Conchadesumadre, se lo quiero poner a la secretaria

Una secretaria nueva. No tiene más de 23 años. Llegó hace meses a la oficina y la encontré guapa, pero no tanto, así que la había puesto mentalmente en la lista de la gente invisible. Tiene marido. Hola y chao, nada más. No soy muy sociable y en el trabajo soy peor. El problema surgió ahora, porque está haciendo más calor y ella empezó a usar vestidos cortos. No hay prenda en el mundo que me caliente más que un vestido corto.

Hace no mucho yo estaba en la cocina, esperando delante de la máquina un café gigante para poder trabajar, porque ando mongólico de tanto antihistamínico y corticoide que estoy tomando. Todo gracias a la primavera y a los cientos de plátanos orientales de Providencia, cuyo polen respiro durante los 25 minutos de caminata a mi trabajo.

Así estaba yo, moribundo y con la nariz roja, cuando de repente entra ella inaugurando la temporada de calor con un vestido apretado. Yo la miro con ojos de idiota caliente, a punto de estornudar.

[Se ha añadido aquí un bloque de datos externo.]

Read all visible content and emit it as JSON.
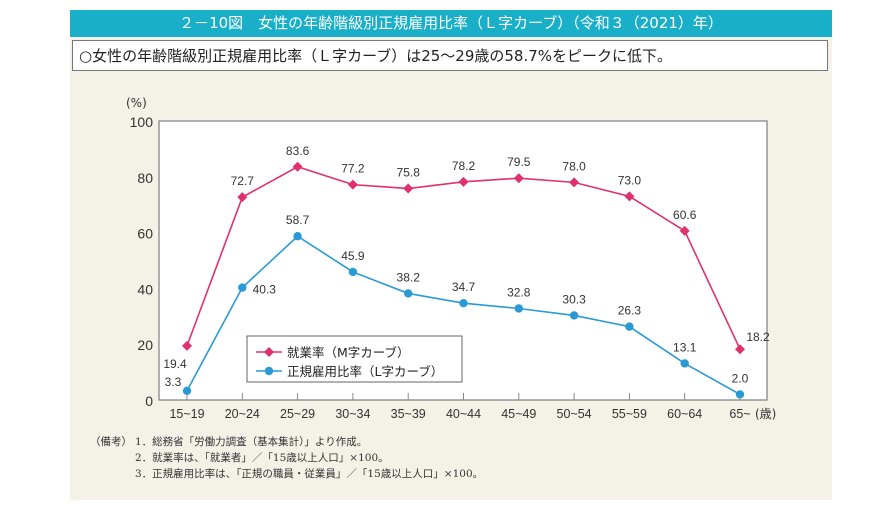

Hoy yo estaba en el pasillo, cerca de su escritorio, conversando sobre un informe con datos que a nadie le importan, que tengo que redactar y enviar cada semana a los integrantes del Olimpo de esta organización. De pronto ella me mira desde su escritorio y se ríe.

Qué pasa, le pregunté.
Nada, es que me gusta tu voz.

Cresta.

Traducción libre al castellano: le pica el cucurucho cuando hablo. ¿Eso es o no? Si hiciera un mínimo esfuerzo por caerle bien, ¿podríamos figurar los dos sin ropa en la oficina, con ella desparramada en el escritorio mientras yo se lo pongo sin forro como un chimpancé? Y si fuera así, ¿qué pensaría la mina de la oficina con la que estoy tirando cuando se entere? Si ya rompí la regla de evitar a las mujeres con que trabajo, ¿la podré romper dos veces, en paralelo?